33. Feu Monsieur le Maréchal de Monluc117, ayant perdu son fils, mort en l'île de Madère, bon gentilhomme en vérité, et qui donnait de grandes espérances, me faisait part, entre autres regrets, de la tristesse et du crève-cœur qu'il ressentait à l'idée de n'avoir jamais pu vraiment se livrer à lui. A cause de son humeur paternelle grave et de ses mines convenues, il avait, disait-il, perdu tout moyen de bien connaître son fils et de l'apprécier, de lui manifester la grande affection qu'il lui portait et le jugement élogieux qu'il portait sur sa valeur. « Et ce pauvre garçon », ajoutait-il, « n'a jamais vu de moi qu'une attitude renfrognée et pleine de mépris ; il est parti avec cette idée que j'ai été incapable de l'aimer ou de l'estimer comme il le méritait. Pour qui donc est-ce que je gardais la révélation de cette particulière affection que je lui vouais ? N'était-ce pas lui qui aurait dû en avoir le plaisir et la reconnaissance ? Je me suis forcé et torturé pour conserver ce masque stupide, et j'y ai perdu le plaisir de converser avec lui, en même temps que son affection : il ne pouvait être que froid à mon égard, n'ayant jamais éprouvé de ma part que de la rudesse et une autorité tyrannique. » Je trouve que ces regrets étaient justes et sensés car, comme je le sais par une expérience bien trop vive moi-même, il n'est aucune consolation pour la perte de nos amis qui soit aussi douce que celle de savoir que nous n'avons rien oublié de leur dire, et que nous avons eu avec eux une communication parfaite et entière.

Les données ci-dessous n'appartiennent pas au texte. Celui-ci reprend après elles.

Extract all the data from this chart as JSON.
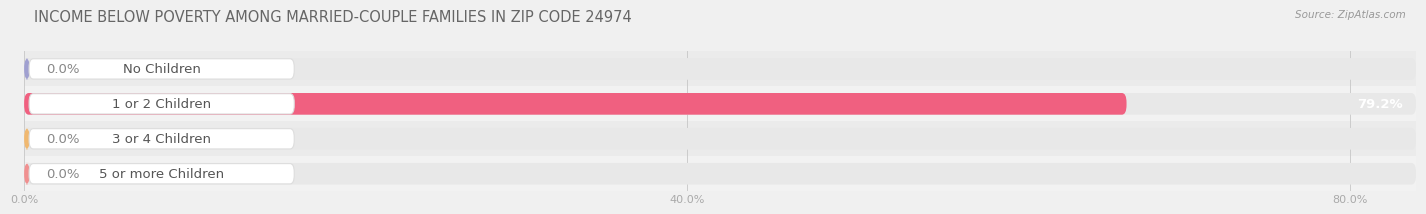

O mon ami ! Est-ce mieux pour moi, ou moins bien d'avoir pu goûter cela ? Certes, bien mieux. D'en avoir le regret me console et m'honore. N'est-ce pas un agréable et pieux devoir pour moi que d'en faire à tout jamais le deuil ? Est-il un plaisir qui vaille cette privation ?
34. Je me confie aux miens autant que je le puis, et leur fait part très volontiers de mes projets, du jugement que je porte sur eux, comme sur n'importe qui ; je suis pressé de me montrer et de me présenter car je ne veux pas qu'on puisse se méprendre sur mon compte, de quelque façon que ce soit.